TOWNSHIP 18 – Volunteers will gather today at Munson Rips to put the finishing touches on a project to protect the most critical Atlantic salmon spawning area in the East Machias River.
Members of area snowmobile and all-terrain vehicle clubs will install hemlock and spruce planks on a 110-foot-long steel bridge that will span the East Machias River, according to William Cherry, the watershed coordinator for the Machias and East Machias rivers.
The bridge is not wide enough for cars, but will provide a way for ATVs and snowmobiles to cross the East Machias at the end of the Eastern Ridge Road, he said.
“This is the No. 1 prime salmon spawning habitat in the East Machias,” Cherry emphasized.
The East Machias River is one of eight Maine bodies of water – including Cove Brook in the Penobscot River – where wild Atlantic salmon are an endangered species. The watershed councils are groups of local volunteers who are working to protect salmon habitat in the rivers.

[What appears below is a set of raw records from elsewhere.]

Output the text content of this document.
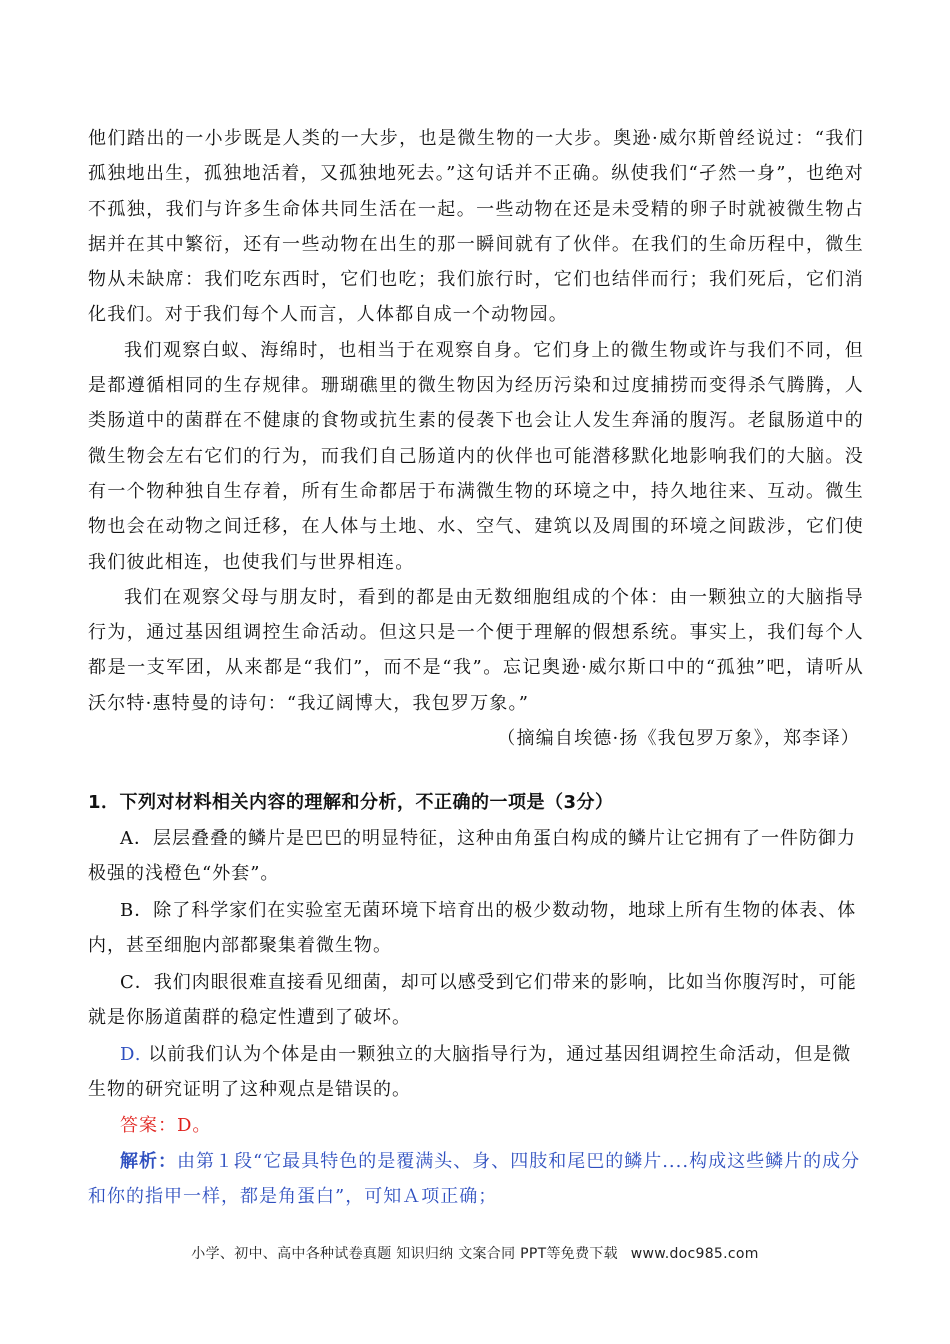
他们踏出的一小步既是人类的一大步，也是微生物的一大步。奥逊·威尔斯曾经说过：“我们孤独地出生，孤独地活着，又孤独地死去。”这句话并不正确。纵使我们“孑然一身”，也绝对不孤独，我们与许多生命体共同生活在一起。一些动物在还是未受精的卵子时就被微生物占据并在其中繁衍，还有一些动物在出生的那一瞬间就有了伙伴。在我们的生命历程中，微生物从未缺席：我们吃东西时，它们也吃；我们旅行时，它们也结伴而行；我们死后，它们消化我们。对于我们每个人而言，人体都自成一个动物园。

我们观察白蚁、海绵时，也相当于在观察自身。它们身上的微生物或许与我们不同，但是都遵循相同的生存规律。珊瑚礁里的微生物因为经历污染和过度捕捞而变得杀气腾腾，人类肠道中的菌群在不健康的食物或抗生素的侵袭下也会让人发生奔涌的腹泻。老鼠肠道中的微生物会左右它们的行为，而我们自己肠道内的伙伴也可能潜移默化地影响我们的大脑。没有一个物种独自生存着，所有生命都居于布满微生物的环境之中，持久地往来、互动。微生物也会在动物之间迁移，在人体与土地、水、空气、建筑以及周围的环境之间跋涉，它们使我们彼此相连，也使我们与世界相连。

我们在观察父母与朋友时，看到的都是由无数细胞组成的个体：由一颗独立的大脑指导行为，通过基因组调控生命活动。但这只是一个便于理解的假想系统。事实上，我们每个人都是一支军团，从来都是“我们”，而不是“我”。忘记奥逊·威尔斯口中的“孤独”吧，请听从沃尔特·惠特曼的诗句：“我辽阔博大，我包罗万象。”

（摘编自埃德·扬《我包罗万象》，郑李译）

1．下列对材料相关内容的理解和分析，不正确的一项是（3分）

A．层层叠叠的鳞片是巴巴的明显特征，这种由角蛋白构成的鳞片让它拥有了一件防御力极强的浅橙色“外套”。

B．除了科学家们在实验室无菌环境下培育出的极少数动物，地球上所有生物的体表、体内，甚至细胞内部都聚集着微生物。

C．我们肉眼很难直接看见细菌，却可以感受到它们带来的影响，比如当你腹泻时，可能就是你肠道菌群的稳定性遭到了破坏。

D. 以前我们认为个体是由一颗独立的大脑指导行为，通过基因组调控生命活动，但是微生物的研究证明了这种观点是错误的。

答案：D。

解析：由第１段“它最具特色的是覆满头、身、四肢和尾巴的鳞片....构成这些鳞片的成分和你的指甲一样，都是角蛋白”，可知Ａ项正确；

小学、初中、高中各种试卷真题 知识归纳 文案合同 PPT等免费下载 www.doc985.com
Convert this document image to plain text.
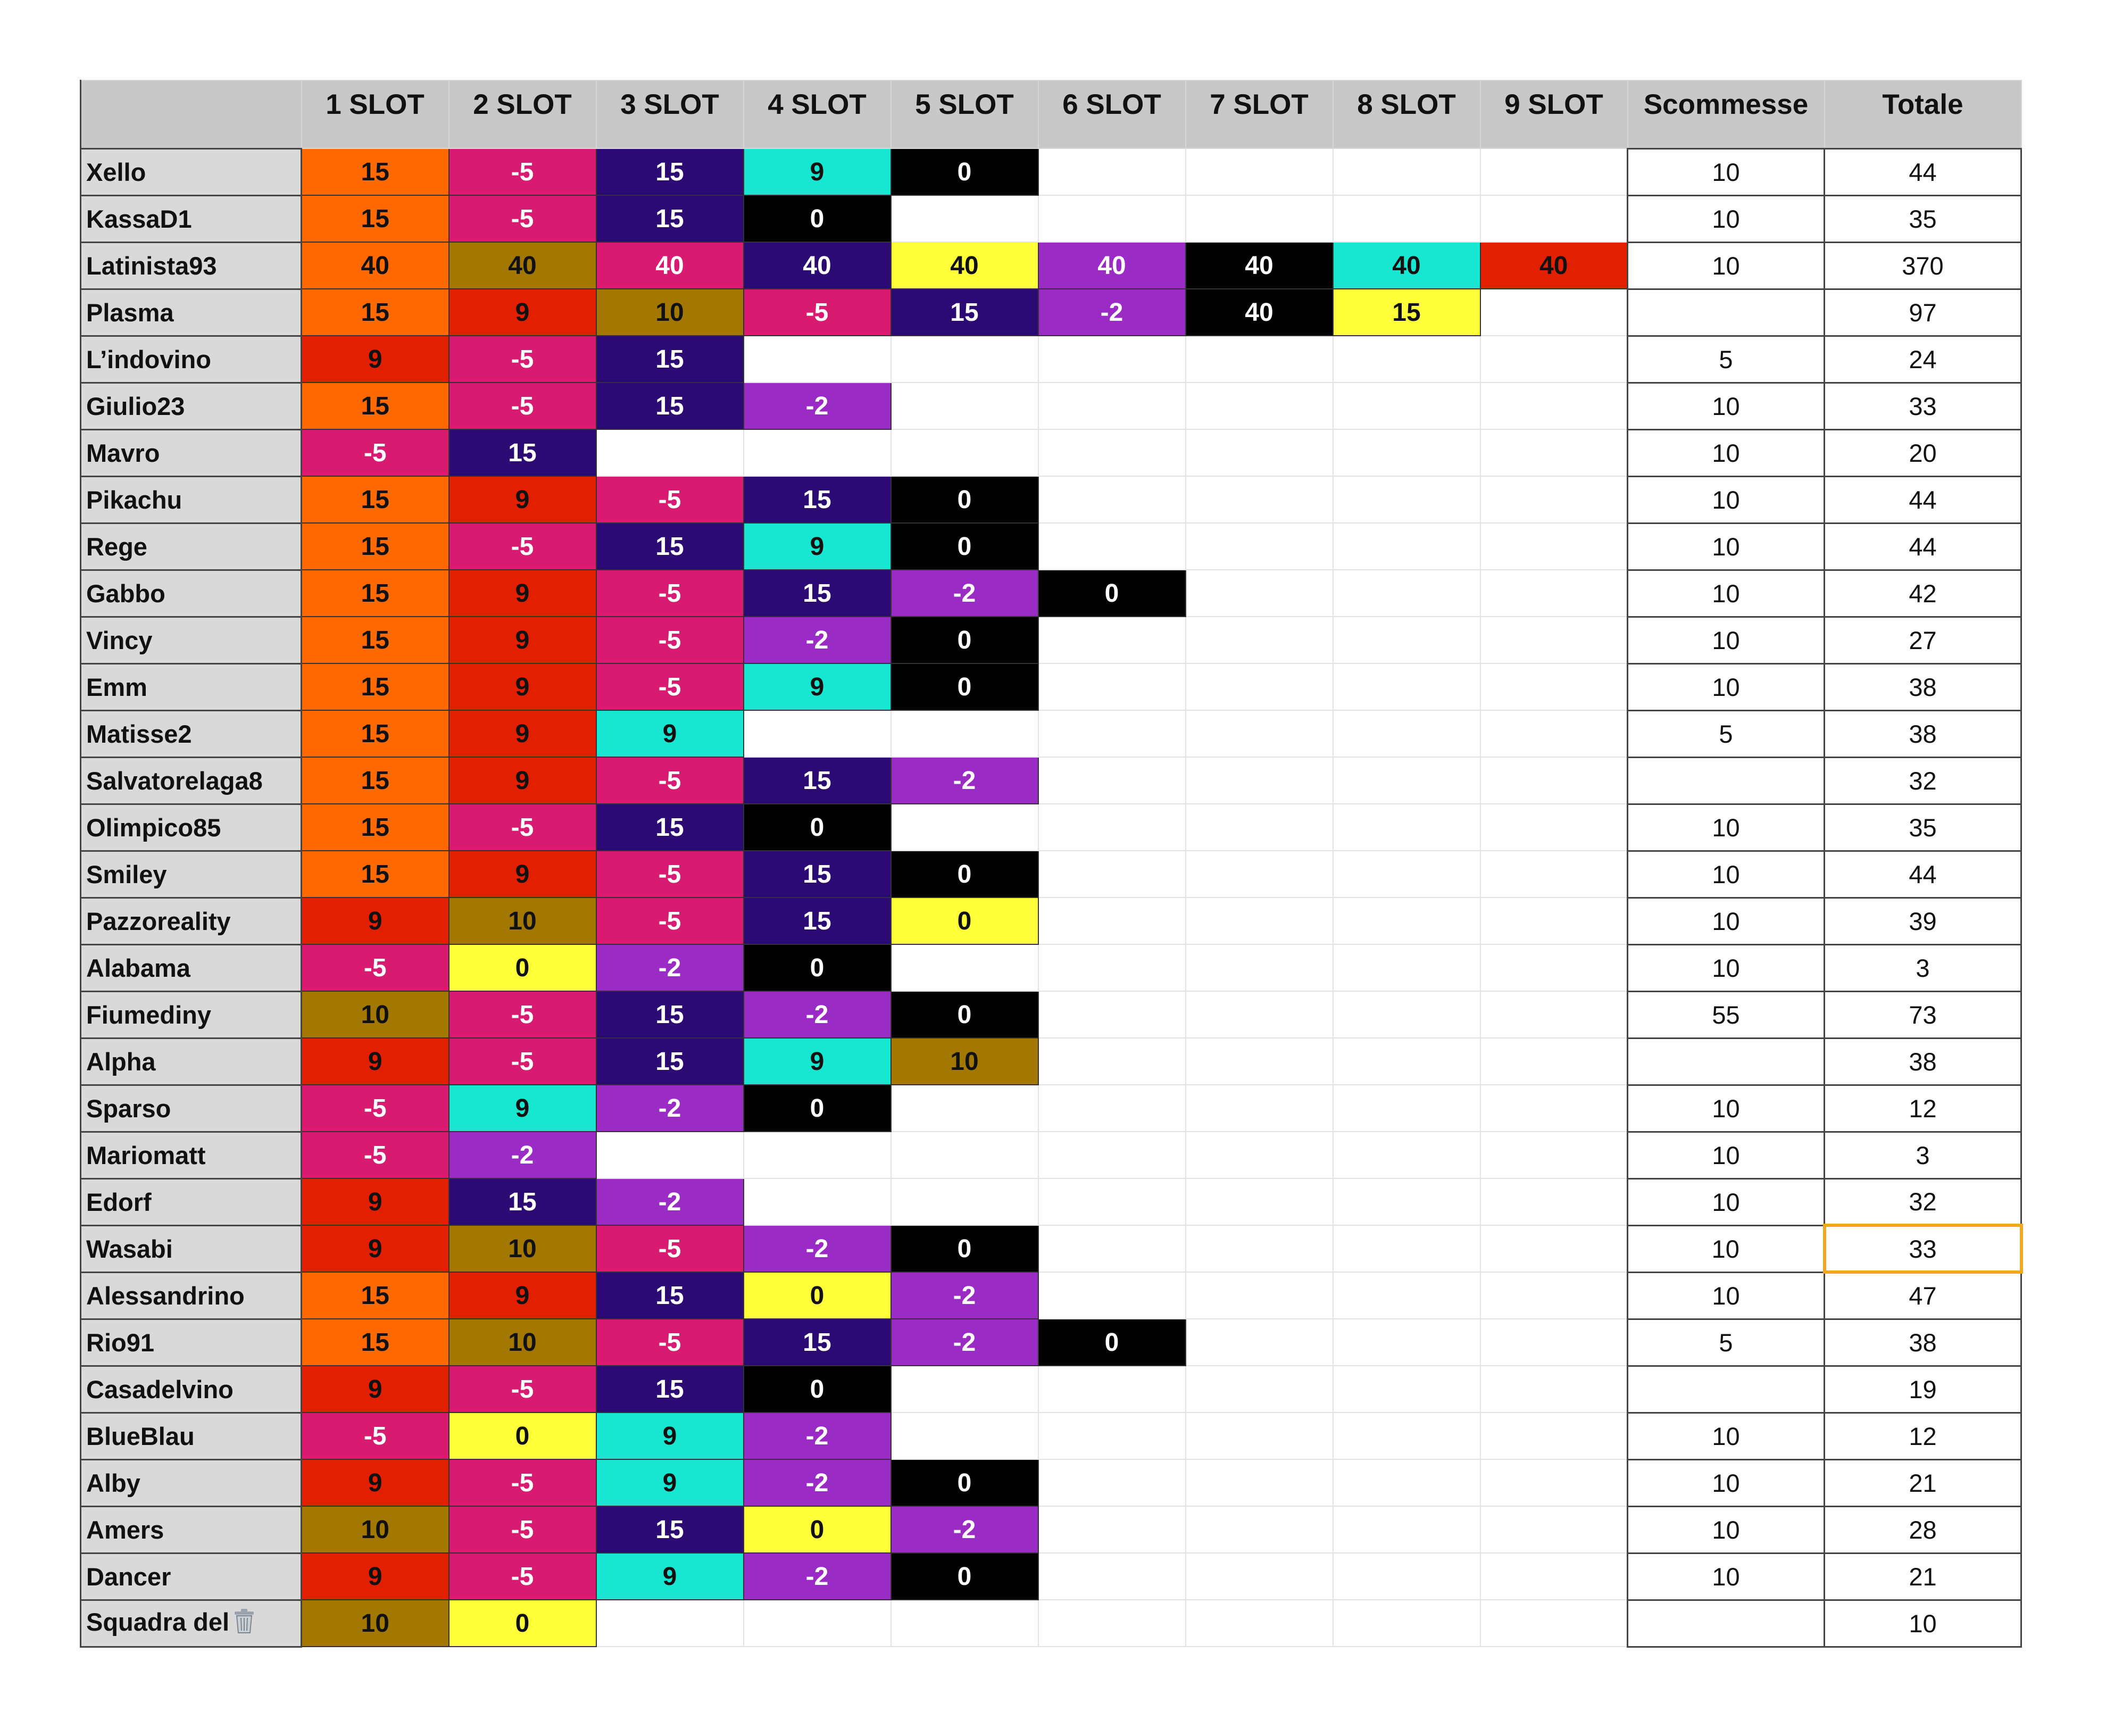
	1 SLOT	2 SLOT	3 SLOT	4 SLOT	5 SLOT	6 SLOT	7 SLOT	8 SLOT	9 SLOT	Scommesse	Totale
Xello	15	-5	15	9	0					10	44
KassaD1	15	-5	15	0						10	35
Latinista93	40	40	40	40	40	40	40	40	40	10	370
Plasma	15	9	10	-5	15	-2	40	15			97
L’indovino	9	-5	15							5	24
Giulio23	15	-5	15	-2						10	33
Mavro	-5	15								10	20
Pikachu	15	9	-5	15	0					10	44
Rege	15	-5	15	9	0					10	44
Gabbo	15	9	-5	15	-2	0				10	42
Vincy	15	9	-5	-2	0					10	27
Emm	15	9	-5	9	0					10	38
Matisse2	15	9	9							5	38
Salvatorelaga8	15	9	-5	15	-2						32
Olimpico85	15	-5	15	0						10	35
Smiley	15	9	-5	15	0					10	44
Pazzoreality	9	10	-5	15	0					10	39
Alabama	-5	0	-2	0						10	3
Fiumediny	10	-5	15	-2	0					55	73
Alpha	9	-5	15	9	10						38
Sparso	-5	9	-2	0						10	12
Mariomatt	-5	-2								10	3
Edorf	9	15	-2							10	32
Wasabi	9	10	-5	-2	0					10	33
Alessandrino	15	9	15	0	-2					10	47
Rio91	15	10	-5	15	-2	0				5	38
Casadelvino	9	-5	15	0							19
BlueBlau	-5	0	9	-2						10	12
Alby	9	-5	9	-2	0					10	21
Amers	10	-5	15	0	-2					10	28
Dancer	9	-5	9	-2	0					10	21
Squadra del	10	0									10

Cherry said the Washington County Soil and Water Conservation District received a grant for the Munson Rips project because there is a need to provide a way for ATVs to cross the river without disturbing the salmon habitat.
Munson Rips had a bridge until the mid-1980s, when a wooden bridge constructed by St. Regis Paper Co. in the 1970s was removed.
The three concrete abutments that supported the old bridge were left standing in the river, and those were removed as part of the current project, the watershed coordinator said.
Advanced Resources and Construction, a Kingfield company, built the 110-foot-steel bridge support in two 55-foot pieces, and they were installed and connected on Tuesday, Cherry said.
Today, members of the Machias Ridge Riders, the Alexander ATV-Snowmobile Club and the Downeast Trailriders, will put on the wooden deck.
Cherry said the bridge, which is on land owned by International Paper Co., will be owned by the clubs and maintained by the Maine Department of Conservation.
Whitney’s Tool Shed in Machias has donated a giant cooker for today’s work session, and Nate Pennell, the director of the Washington County Soil and Water Conservation District, will cook a picnic lunch for the volunteers, Cherry said.
The Maine Department of Environmental Protection, the Maine Department of Agriculture, the Atlantic Salmon Commission and the National Wildlife Fisheries Foundation provided a total of $130,000 for the project.
The funds paid for removing the concrete abutments, construction of the steel support system and a nonpoint-source pollution survey of the East Machias river corridor in the vicinity of the new bridge, Cherry said.